Ночь за ночью он лежал там, думая о Сэл, пока воспоминание не начало тускнеть. Но сейчас это она сидела, прислонившись к нему. Это ее бедро прижималось к его бедру. И если бы не Уилли у него на руках, подтянувший коленки к подбородку и сделавшийся совсем маленьким, он мог бы повернуться и увидеть ее глаза, ее губы и, обняв, почувствовать ее тепло.
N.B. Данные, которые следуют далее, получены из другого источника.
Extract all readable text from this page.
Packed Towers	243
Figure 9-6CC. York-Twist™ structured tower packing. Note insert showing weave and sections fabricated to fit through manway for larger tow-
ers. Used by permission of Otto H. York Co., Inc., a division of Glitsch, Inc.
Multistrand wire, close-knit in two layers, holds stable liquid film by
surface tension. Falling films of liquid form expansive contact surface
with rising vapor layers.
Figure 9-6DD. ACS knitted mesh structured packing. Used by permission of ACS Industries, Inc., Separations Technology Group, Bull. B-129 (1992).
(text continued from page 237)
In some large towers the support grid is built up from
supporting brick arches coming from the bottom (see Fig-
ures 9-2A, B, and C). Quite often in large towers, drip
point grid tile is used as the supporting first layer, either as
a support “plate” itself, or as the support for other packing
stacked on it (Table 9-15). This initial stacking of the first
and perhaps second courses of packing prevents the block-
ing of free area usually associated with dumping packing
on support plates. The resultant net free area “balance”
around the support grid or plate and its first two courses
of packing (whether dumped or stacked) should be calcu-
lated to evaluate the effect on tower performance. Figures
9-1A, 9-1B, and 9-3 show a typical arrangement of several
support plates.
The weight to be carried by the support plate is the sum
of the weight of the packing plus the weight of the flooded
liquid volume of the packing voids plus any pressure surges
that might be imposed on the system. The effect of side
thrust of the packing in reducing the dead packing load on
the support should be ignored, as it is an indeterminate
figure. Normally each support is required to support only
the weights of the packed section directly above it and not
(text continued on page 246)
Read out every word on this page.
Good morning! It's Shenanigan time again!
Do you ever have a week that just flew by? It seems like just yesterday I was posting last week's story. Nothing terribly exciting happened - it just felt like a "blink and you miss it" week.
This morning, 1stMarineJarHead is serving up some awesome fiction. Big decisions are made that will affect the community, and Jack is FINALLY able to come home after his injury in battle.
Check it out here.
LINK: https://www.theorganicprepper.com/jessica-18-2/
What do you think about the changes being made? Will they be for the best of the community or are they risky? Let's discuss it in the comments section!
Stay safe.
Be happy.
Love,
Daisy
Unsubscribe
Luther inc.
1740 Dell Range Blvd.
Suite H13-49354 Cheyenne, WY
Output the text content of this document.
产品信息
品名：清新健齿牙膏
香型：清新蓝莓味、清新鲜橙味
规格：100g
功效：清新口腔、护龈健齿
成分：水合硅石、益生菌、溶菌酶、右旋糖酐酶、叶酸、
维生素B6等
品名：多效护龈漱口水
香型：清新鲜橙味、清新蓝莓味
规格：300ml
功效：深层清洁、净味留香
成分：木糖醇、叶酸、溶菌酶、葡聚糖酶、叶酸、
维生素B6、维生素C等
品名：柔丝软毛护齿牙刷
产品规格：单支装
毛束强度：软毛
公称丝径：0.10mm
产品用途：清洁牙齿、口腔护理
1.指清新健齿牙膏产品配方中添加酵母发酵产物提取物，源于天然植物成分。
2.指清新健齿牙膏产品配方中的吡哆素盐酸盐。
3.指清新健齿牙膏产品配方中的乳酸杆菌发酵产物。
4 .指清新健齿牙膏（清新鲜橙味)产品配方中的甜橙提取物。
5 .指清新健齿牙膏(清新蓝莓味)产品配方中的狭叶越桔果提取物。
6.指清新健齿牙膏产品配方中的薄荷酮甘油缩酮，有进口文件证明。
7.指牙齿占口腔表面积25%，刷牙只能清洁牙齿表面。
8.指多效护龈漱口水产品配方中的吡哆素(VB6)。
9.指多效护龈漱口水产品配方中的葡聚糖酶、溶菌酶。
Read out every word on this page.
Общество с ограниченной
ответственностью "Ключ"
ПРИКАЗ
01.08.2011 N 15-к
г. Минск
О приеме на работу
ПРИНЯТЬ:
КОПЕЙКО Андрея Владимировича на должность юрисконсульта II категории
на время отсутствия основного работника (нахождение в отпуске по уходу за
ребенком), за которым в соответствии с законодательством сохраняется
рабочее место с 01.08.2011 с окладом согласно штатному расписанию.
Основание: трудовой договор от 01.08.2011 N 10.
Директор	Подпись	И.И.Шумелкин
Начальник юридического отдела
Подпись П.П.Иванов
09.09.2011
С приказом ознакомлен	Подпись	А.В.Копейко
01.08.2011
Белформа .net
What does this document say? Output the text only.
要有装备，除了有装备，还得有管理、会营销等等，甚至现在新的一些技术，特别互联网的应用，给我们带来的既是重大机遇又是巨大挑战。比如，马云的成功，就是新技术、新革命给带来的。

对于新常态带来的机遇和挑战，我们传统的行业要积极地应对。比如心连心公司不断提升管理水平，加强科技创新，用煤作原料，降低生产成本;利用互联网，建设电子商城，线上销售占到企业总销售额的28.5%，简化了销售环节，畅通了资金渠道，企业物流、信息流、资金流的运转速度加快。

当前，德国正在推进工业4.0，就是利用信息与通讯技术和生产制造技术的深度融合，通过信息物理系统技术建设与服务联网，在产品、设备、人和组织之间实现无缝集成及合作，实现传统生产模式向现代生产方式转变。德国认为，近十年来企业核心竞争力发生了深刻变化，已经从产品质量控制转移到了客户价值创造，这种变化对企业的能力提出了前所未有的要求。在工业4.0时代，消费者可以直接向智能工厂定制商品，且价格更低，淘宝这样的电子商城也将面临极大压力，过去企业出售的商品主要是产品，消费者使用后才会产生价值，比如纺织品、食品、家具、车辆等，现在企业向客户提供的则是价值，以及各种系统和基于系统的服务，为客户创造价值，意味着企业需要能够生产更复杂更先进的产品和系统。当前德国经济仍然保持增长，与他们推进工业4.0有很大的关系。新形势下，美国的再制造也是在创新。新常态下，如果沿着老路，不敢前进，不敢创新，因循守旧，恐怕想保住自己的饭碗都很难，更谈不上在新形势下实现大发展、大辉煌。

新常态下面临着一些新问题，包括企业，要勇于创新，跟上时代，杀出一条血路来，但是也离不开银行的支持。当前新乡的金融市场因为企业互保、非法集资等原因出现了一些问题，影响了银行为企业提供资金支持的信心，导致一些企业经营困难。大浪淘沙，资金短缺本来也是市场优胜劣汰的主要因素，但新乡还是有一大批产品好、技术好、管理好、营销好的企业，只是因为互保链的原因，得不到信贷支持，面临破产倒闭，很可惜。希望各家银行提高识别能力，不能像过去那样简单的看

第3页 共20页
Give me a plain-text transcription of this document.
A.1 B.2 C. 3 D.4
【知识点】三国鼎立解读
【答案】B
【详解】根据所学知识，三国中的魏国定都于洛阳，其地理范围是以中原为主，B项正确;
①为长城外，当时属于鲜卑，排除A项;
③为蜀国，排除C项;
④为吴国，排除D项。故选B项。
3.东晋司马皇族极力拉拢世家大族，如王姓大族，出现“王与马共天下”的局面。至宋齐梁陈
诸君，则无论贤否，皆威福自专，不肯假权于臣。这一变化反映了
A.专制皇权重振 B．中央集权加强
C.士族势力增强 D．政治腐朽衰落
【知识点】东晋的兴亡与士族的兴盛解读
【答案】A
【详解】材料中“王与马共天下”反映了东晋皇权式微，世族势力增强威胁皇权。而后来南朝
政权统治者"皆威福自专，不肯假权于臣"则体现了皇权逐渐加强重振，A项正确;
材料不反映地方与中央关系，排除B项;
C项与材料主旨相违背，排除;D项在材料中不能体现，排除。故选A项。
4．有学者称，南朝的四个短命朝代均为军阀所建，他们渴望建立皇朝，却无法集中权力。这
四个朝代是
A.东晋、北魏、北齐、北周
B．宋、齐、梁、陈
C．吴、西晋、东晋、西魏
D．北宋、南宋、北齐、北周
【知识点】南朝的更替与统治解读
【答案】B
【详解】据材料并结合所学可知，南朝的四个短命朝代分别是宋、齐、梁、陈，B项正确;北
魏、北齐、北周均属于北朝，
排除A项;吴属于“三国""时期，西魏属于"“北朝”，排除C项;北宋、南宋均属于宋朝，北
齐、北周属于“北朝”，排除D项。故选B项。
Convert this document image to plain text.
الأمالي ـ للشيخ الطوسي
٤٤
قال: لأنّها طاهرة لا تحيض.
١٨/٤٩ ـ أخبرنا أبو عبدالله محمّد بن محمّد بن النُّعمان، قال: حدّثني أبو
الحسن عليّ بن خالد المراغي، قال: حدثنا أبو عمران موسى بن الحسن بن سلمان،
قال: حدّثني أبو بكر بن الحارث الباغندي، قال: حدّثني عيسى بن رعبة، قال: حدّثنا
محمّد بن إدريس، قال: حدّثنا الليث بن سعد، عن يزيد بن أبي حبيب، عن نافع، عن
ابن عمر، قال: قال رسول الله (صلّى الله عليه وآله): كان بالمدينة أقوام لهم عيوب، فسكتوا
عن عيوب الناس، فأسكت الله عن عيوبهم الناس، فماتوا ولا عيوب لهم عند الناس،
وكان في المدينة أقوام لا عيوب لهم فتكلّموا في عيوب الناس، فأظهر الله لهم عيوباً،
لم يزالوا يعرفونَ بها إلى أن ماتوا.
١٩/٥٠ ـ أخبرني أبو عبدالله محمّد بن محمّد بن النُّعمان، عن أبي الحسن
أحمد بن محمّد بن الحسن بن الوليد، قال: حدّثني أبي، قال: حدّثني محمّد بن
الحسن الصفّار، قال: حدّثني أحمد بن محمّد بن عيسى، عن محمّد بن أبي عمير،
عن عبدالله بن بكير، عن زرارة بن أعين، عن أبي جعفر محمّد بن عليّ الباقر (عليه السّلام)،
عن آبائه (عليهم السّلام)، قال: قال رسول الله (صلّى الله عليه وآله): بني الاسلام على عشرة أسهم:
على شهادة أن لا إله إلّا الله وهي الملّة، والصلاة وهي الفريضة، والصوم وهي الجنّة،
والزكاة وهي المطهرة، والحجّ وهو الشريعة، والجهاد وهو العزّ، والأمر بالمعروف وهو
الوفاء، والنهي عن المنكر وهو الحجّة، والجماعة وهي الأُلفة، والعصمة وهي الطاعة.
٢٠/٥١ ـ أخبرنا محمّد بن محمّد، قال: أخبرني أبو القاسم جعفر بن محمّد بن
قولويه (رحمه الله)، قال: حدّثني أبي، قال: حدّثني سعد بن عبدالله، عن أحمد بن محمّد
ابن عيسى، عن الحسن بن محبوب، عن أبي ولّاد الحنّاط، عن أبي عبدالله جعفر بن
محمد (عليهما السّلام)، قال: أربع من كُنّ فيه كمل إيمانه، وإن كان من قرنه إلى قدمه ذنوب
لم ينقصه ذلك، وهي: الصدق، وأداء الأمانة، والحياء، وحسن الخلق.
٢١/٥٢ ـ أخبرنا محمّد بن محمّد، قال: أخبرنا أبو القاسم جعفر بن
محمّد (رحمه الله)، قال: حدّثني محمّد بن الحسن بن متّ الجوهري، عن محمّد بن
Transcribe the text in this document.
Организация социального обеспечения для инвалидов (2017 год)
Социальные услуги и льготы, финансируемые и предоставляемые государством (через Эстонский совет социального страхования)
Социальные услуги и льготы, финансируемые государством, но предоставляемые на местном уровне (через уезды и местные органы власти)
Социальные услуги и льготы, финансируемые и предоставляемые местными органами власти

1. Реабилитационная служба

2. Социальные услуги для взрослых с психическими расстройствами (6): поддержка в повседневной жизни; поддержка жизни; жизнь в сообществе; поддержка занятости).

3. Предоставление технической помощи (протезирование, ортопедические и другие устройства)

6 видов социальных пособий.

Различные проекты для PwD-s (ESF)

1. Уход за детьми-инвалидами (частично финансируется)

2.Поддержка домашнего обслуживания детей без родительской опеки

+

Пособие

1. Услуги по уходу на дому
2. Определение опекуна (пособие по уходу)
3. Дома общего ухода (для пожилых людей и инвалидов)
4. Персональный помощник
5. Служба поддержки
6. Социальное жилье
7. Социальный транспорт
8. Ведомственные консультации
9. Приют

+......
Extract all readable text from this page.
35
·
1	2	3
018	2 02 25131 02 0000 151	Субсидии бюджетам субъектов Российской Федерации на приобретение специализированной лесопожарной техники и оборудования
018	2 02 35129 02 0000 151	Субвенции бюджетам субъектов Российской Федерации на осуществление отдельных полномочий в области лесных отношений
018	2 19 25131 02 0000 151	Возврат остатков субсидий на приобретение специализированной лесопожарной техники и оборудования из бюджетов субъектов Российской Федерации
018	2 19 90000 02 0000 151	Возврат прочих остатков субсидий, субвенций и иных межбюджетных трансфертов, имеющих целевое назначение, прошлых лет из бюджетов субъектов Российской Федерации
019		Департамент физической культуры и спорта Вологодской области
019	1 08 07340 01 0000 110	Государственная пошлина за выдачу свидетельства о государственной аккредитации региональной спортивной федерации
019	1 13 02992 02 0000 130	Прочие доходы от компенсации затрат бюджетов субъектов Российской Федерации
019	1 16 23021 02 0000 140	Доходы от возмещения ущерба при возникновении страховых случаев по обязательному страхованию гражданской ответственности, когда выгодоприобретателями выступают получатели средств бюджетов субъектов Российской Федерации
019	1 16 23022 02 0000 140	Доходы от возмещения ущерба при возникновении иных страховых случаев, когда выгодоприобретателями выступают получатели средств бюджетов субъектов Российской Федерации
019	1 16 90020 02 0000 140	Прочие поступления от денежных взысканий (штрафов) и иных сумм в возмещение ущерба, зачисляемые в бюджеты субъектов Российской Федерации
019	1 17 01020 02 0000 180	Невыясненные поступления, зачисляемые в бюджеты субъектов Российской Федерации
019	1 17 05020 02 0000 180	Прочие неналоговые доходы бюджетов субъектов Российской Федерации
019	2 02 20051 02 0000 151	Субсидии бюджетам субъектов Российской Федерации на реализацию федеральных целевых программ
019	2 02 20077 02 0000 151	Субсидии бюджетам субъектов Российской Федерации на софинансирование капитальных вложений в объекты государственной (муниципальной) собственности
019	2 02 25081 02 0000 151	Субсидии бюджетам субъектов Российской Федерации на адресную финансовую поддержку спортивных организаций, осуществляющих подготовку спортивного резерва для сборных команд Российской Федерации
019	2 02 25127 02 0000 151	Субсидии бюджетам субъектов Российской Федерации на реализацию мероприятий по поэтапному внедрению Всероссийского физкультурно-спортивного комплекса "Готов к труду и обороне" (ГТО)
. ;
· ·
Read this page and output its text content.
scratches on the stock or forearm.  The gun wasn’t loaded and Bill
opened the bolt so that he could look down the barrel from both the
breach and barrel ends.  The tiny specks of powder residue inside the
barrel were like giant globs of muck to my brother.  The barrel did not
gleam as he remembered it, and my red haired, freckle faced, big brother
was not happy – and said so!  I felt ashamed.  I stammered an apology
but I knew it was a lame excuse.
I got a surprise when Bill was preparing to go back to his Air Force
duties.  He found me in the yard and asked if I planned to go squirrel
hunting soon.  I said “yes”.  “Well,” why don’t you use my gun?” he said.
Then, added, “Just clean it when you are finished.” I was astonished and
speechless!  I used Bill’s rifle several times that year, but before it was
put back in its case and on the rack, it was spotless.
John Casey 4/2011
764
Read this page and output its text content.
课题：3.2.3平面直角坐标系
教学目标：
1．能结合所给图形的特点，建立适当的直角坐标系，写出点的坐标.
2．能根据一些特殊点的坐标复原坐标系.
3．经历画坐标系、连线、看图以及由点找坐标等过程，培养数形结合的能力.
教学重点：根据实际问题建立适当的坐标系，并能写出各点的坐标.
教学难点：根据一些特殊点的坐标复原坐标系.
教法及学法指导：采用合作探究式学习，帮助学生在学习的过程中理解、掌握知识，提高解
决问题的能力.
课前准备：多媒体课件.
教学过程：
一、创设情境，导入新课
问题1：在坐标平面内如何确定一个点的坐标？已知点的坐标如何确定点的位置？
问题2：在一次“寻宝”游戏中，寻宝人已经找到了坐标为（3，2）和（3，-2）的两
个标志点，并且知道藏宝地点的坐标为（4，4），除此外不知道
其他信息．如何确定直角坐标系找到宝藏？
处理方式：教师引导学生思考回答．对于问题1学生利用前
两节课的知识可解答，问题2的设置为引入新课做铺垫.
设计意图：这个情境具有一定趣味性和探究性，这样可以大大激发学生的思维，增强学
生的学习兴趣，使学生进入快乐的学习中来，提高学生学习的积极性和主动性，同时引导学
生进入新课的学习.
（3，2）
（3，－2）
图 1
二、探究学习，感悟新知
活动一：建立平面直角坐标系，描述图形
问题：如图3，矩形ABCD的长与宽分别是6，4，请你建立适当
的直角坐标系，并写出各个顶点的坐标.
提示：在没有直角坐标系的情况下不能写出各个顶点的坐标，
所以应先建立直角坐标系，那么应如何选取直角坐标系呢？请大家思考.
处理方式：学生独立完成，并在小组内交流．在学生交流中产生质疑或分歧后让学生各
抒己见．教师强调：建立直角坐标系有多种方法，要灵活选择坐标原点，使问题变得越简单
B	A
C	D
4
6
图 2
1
Где-то позади них запечалилась птица. «Ах, ах, ах», – стенала она. Но то была одна такая на всем свете печаль.
• • •
Уходить от огня в безрадостную хижину не хотелось. Торнхилл зашел первым, в руках он держал горящую палку, но она, не успев ничего осветить, погасла. Он закашлялся от дыма и отшвырнул палку прочь. Они на ощупь расстелили одеяло, положили на него малыша. Малыш издал глубокий удовлетворенный вздох, будто под ним была пуховая перинка, и тотчас уснул.
Уилли капризничал и никак не хотел ложиться рядом с маленьким, хотя смертельно устал, голосок у него дрожал от подступивших слез. Торнхилл надеялся, что им с Сэл удастся вернуться к костру и поговорить, стачать края девятимесячной прорехи в их жизни, но Уилли не отпускал Сэл, поэтому они все трое лежали рядком. Одеяла хватило только Сэл, и Торнхиллу пришлось устраиваться прямо на земле. Он ждал, когда затихнет Уилли.